If you did not confirm old Netherlands Antilles registrations with the CaribIE then the deadline in which to do so has now passed.
The Madrid Protocol has been extended to Bonaire, Sint Eustatius and Saba by the Dutch government but a designation must be requested separately from that of the Benelux or European Community and separate fees must be paid.
Older International Registrations that designated the Netherlands Antilles will have continued to have effect in Bonaire, Sint Eustatius and Saba automatically.
I am not aware that it is possible to register Industrial Designs in Bonaire, Sint Eustatius and Saba. In view of its special status within the Netherlands, I would doubt that Benelux (or indeed Community) Designs provide protection. International Hague System registration has not been available since the freeze of the London Act (applicable to Bonaire, Sint Eustatius and Saba) on 1 January 2010 and an official denunciation of this was made by the Dutch Government on 13 December 2010.
In October 2015, the special status of Bonaire, Sint Eustatius and Saba will be reviewed by the Dutch Government and the islands could be included within the European Union (there are provisions in the Lisbon Agreement to do so).
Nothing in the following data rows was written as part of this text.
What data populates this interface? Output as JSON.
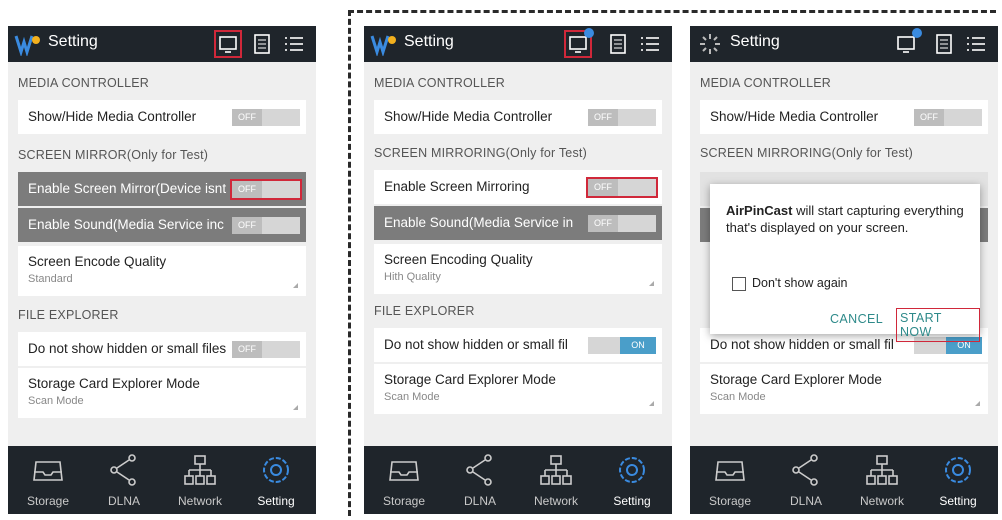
{
  "colors": {
    "topbar": "#1f252b",
    "accent": "#4a9ec9",
    "highlight": "#d0283a",
    "dialog_button": "#2e8a8a"
  },
  "screen1": {
    "title": "Setting",
    "sections": [
      "MEDIA CONTROLLER",
      "SCREEN MIRROR(Only for Test)",
      "FILE EXPLORER"
    ],
    "rows": [
      {
        "label": "Show/Hide Media Controller",
        "toggle": "OFF"
      },
      {
        "label": "Enable Screen Mirror(Device isnt",
        "toggle": "OFF"
      },
      {
        "label": "Enable Sound(Media Service inc",
        "toggle": "OFF"
      },
      {
        "label": "Screen Encode Quality",
        "sub": "Standard"
      },
      {
        "label": "Do not show hidden or small files",
        "toggle": "OFF"
      },
      {
        "label": "Storage Card Explorer Mode",
        "sub": "Scan Mode"
      }
    ]
  },
  "screen2": {
    "title": "Setting",
    "sections": [
      "MEDIA CONTROLLER",
      "SCREEN MIRRORING(Only for Test)",
      "FILE EXPLORER"
    ],
    "rows": [
      {
        "label": "Show/Hide Media Controller",
        "toggle": "OFF"
      },
      {
        "label": "Enable Screen Mirroring",
        "toggle": "OFF"
      },
      {
        "label": "Enable Sound(Media Service in",
        "toggle": "OFF"
      },
      {
        "label": "Screen Encoding Quality",
        "sub": "Hith Quality"
      },
      {
        "label": "Do not show hidden or small fil",
        "toggle": "ON"
      },
      {
        "label": "Storage Card Explorer Mode",
        "sub": "Scan Mode"
      }
    ]
  },
  "screen3": {
    "title": "Setting",
    "sections": [
      "MEDIA CONTROLLER",
      "SCREEN MIRRORING(Only for Test)"
    ],
    "rows": [
      {
        "label": "Show/Hide Media Controller",
        "toggle": "OFF"
      },
      {
        "label": "Do not show hidden or small fil",
        "toggle": "ON"
      },
      {
        "label": "Storage Card Explorer Mode",
        "sub": "Scan Mode"
      }
    ],
    "dialog": {
      "app_name": "AirPinCast",
      "message": " will start capturing everything that's displayed on your screen.",
      "checkbox_label": "Don't show again",
      "cancel": "CANCEL",
      "start": "START NOW"
    }
  },
  "tabs": [
    "Storage",
    "DLNA",
    "Network",
    "Setting"
  ],
  "icons": [
    "app-logo-icon",
    "monitor-icon",
    "list-icon",
    "menu-icon",
    "storage-tray-icon",
    "share-icon",
    "network-icon",
    "gear-icon"
  ]
}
Logistically this may not be desirable for obvious geographic reasons and the islands use the US dollar as their currency, not the Euro.
If the islands do become a part of the European Union then Community Trade Marks and Registered Community Designs would be expected to be automatically extended. However, would it, for example, be possible to file opposition to a Community Trade Mark based on a Bonaire, Sint Eustatius and Saba registration? I would doubt it because OHIM considers Gibraltar a part of the European Union yet basing an opposition on a Gibraltarian registration is not possible (at least not on the opposition form). (This is almost nitpicking as to have a registration in Gibraltar requires one in the United Kingdom; although a CTM opponent could conceivably prefer to base an opposition on a registration in Gibraltar as opposed to the UK to avoid a possible counter-claim to its mark in a larger market.)
To avoid going off at a tangent (bit late!) and back to Bonaire, Sint Eustatius and Saba where many will anticipate little change to its current relationship with the EU. We may not have to worry ourselves about such a scenario.